High oil and gas income allied with strong performance of other sectors boosted Oman’s economy by nearly 13 per cent in 2007, according to official figures.
Analysts expect another good year in 2008 as oil prices are projected to remain high, while Oman has boosted LNG (liquified natural gas) exports and remained locked in reforms aimed at attracting foreign capital and easing reliance on oil sales.
From RO13.73 billion (Dh137 billion) in 2006, Oman’s gross domestic product grew by around 13.1 per cent to RO15.5 billion (Dh155 billion) in 2007, showed the figures by the Omani Ministry of National Economy.
Non-oil sectors soared by 18.3 per cent to RO8.71 billion (Dh87 billion) in 2007 from RO7.36 billion (Dh73 billion) in 2006, while the oil and gas sector swelled by nearly 5.8 per cent, according to the report.
A breakdown showed the industrial sector grew by 14.4 per cent, while there was a growth of 20.3 per cent in services and 4.6 per cent in the farming sector.

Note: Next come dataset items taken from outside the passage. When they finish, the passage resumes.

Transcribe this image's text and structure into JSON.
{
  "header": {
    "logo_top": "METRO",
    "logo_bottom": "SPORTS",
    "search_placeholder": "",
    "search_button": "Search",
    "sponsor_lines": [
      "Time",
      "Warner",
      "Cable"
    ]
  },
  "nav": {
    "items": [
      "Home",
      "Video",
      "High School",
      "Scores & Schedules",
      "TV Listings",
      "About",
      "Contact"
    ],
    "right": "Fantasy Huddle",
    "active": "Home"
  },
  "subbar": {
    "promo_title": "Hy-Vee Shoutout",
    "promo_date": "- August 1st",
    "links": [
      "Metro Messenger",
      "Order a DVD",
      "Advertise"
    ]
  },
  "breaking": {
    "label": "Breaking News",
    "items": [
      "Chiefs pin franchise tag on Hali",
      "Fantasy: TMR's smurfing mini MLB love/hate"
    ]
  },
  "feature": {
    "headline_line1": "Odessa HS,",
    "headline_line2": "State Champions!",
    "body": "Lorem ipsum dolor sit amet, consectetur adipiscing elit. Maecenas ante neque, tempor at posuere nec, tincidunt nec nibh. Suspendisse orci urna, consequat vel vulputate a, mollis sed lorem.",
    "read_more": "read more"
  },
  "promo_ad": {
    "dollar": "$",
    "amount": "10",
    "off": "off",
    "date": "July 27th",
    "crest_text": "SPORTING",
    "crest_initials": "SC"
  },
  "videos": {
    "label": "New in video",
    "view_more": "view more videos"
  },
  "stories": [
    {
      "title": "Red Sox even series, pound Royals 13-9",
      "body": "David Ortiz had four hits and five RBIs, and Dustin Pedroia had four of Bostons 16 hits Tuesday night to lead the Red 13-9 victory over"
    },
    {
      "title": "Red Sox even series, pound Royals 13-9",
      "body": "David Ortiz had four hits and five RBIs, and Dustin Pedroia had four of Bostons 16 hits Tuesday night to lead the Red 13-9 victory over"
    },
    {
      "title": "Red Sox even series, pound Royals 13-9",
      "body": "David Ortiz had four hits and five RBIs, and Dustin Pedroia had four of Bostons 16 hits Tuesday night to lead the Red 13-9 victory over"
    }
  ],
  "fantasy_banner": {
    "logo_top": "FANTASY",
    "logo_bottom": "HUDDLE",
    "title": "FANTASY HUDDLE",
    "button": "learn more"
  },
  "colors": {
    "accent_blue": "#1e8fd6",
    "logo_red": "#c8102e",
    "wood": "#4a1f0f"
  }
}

“Like other Gulf states, Oman’s economy is recording high growth because of strong oil prices and high public spending,” an Omani banker said.
“This year could be even better because oil prices are higher and Oman will produce more oil.”
Oman, which is not an Opec (Organisation of petroleum exporting countries) member, pumped around 714,000 barrels per day of crude oil, far lower than the 2002 peak of 898,000 bpd. But the country expects output to recover to an average 790,000 bpd this year.
Its liquefied natural gas exports also surged by nearly 50 per cent after the Gulf country completed projects worth $700m (Dh2,571m) to lift output capacity at its LNG plant in the southern port of Sur to 10m tonnes from 6.6m tonnes per year.